The thorny mess of election reform, ironically, seems to inflame voters less than questions of personal health or economic security. "If election reform doesn't pass in time to affect 2004," says Tolchin, "the vast majority of the public will just scratch their heads and move on. There's just no critical mass pushing for election reform."
Perhaps that's because most voters don't know the breadth of the system's failure. According to a study by the Massachusetts Institute of Technology, between four and six million votes were lost on November 7, 2000, out of roughly 100 million cast. Many belonged to Florida voters, but people in other states, including Georgia, Illinois, Idaho and New York were also cheated out of representation. Most of the lost votes, according to researchers, are attributable to broken voting machines, poorly informed polling place volunteers and denial of access to polls.

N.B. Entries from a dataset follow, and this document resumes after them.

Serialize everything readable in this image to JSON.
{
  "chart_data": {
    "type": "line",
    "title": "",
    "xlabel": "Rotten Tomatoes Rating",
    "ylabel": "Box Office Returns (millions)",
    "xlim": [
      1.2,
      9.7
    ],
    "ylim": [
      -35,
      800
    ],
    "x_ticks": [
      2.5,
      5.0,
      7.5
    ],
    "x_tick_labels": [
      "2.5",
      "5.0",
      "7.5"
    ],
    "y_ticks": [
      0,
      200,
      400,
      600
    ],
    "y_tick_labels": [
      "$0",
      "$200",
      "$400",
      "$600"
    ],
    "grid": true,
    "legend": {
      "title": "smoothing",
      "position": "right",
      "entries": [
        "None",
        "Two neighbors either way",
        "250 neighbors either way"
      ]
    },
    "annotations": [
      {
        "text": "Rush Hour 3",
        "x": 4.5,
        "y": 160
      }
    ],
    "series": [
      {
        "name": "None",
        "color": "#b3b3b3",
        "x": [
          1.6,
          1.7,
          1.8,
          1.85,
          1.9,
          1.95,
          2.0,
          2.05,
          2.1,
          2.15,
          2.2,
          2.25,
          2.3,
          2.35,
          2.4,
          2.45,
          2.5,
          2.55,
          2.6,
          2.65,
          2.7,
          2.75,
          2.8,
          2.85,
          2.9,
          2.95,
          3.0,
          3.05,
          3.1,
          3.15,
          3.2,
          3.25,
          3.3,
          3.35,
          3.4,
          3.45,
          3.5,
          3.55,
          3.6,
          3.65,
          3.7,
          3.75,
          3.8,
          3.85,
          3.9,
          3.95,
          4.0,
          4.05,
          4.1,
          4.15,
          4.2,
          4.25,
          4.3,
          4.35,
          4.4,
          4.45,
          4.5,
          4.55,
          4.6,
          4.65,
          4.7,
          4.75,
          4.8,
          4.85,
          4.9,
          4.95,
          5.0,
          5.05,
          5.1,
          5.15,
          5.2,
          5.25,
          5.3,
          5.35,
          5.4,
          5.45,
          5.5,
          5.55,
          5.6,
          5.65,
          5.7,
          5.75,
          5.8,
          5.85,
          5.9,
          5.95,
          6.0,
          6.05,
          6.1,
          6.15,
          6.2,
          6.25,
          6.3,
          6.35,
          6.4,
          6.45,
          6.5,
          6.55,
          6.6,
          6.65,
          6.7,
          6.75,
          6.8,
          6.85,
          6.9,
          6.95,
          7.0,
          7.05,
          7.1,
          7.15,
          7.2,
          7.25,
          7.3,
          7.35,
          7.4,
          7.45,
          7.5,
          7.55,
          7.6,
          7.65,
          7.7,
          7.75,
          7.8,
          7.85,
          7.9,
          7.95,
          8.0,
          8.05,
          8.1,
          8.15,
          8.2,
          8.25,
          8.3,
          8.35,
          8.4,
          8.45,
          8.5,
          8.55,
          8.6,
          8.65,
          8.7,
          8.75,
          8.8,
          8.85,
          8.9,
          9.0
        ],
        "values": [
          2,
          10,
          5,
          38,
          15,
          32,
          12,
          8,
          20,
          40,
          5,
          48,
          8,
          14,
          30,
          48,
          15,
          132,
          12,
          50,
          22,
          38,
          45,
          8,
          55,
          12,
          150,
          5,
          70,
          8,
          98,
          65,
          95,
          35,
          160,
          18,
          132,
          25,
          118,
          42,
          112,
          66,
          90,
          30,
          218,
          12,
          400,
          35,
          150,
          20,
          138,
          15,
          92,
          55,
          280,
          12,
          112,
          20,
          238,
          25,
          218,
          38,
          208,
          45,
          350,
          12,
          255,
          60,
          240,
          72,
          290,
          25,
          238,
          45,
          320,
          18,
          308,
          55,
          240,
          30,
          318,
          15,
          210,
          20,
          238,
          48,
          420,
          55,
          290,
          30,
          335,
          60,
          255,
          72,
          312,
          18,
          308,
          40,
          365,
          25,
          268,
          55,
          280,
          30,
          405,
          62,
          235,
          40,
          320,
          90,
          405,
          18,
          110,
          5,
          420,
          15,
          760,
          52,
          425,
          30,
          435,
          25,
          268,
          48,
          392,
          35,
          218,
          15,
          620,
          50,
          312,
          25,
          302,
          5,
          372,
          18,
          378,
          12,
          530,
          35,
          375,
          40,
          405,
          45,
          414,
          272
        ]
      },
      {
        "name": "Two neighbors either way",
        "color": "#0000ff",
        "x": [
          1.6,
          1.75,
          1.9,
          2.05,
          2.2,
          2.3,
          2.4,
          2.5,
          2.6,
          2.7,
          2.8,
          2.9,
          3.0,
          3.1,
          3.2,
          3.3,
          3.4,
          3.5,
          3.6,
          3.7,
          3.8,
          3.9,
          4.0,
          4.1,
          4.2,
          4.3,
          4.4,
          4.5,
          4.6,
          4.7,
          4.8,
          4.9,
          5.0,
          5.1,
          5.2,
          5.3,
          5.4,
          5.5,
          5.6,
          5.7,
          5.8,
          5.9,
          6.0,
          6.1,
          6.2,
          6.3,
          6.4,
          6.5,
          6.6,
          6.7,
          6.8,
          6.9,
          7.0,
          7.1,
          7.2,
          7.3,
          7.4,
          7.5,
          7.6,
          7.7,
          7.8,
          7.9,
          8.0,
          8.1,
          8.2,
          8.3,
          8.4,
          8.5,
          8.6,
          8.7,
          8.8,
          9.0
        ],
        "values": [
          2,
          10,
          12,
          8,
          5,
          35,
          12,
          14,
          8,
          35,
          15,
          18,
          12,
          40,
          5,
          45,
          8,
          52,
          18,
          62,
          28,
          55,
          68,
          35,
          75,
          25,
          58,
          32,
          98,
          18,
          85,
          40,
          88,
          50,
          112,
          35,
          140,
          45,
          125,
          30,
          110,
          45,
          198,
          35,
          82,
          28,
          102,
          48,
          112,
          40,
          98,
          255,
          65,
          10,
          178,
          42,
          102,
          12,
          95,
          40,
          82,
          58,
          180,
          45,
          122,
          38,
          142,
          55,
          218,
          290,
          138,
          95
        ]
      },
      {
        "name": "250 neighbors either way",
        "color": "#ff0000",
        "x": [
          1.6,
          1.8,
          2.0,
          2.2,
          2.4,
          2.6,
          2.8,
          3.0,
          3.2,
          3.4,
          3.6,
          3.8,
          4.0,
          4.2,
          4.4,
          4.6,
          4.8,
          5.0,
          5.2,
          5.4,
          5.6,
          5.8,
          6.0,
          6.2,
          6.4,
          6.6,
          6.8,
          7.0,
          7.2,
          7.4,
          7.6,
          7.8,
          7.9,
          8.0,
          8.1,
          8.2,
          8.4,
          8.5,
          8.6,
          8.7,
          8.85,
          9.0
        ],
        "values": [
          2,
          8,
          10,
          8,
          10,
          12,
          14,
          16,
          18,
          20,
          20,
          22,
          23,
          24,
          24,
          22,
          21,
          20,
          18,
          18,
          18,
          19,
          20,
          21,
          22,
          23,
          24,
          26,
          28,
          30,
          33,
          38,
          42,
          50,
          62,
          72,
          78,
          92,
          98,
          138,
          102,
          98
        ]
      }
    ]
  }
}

Federal lawmakers can't seem to make anything happen, so why don't the states step up to the plate? They're trying, in states like Maryland, Georgia and the beleaguered Florida, implementing changes piecemeal, but they simply don't have the funding for the sweeping overhaul most voting experts agree is necessary. Only a federal bill can give them what they need.
Last week's gubernatorial fiasco in Florida may have been a blessing in disguise for proponents of election reform. The state's latest voting glitches, which left the results of the Democratic primary for governor up in the air for days, refocused lawmakers and the public on the system's inherent problems and the dire need for corrections and an influx of cash.
"What we saw in Florida during the gubernatorial primary puts more pressure on Congress to act," says Thurber.
Even in the worst-case scenario, there is a glimmer of hope, adds Thurber. If Congress doesn't move in time to approve legislation before heading home in October, they could return after the November elections for a somewhat unusual lame-duck session, bringing back all current members of Congress, including those just ousted, for a last stab at passing the bill.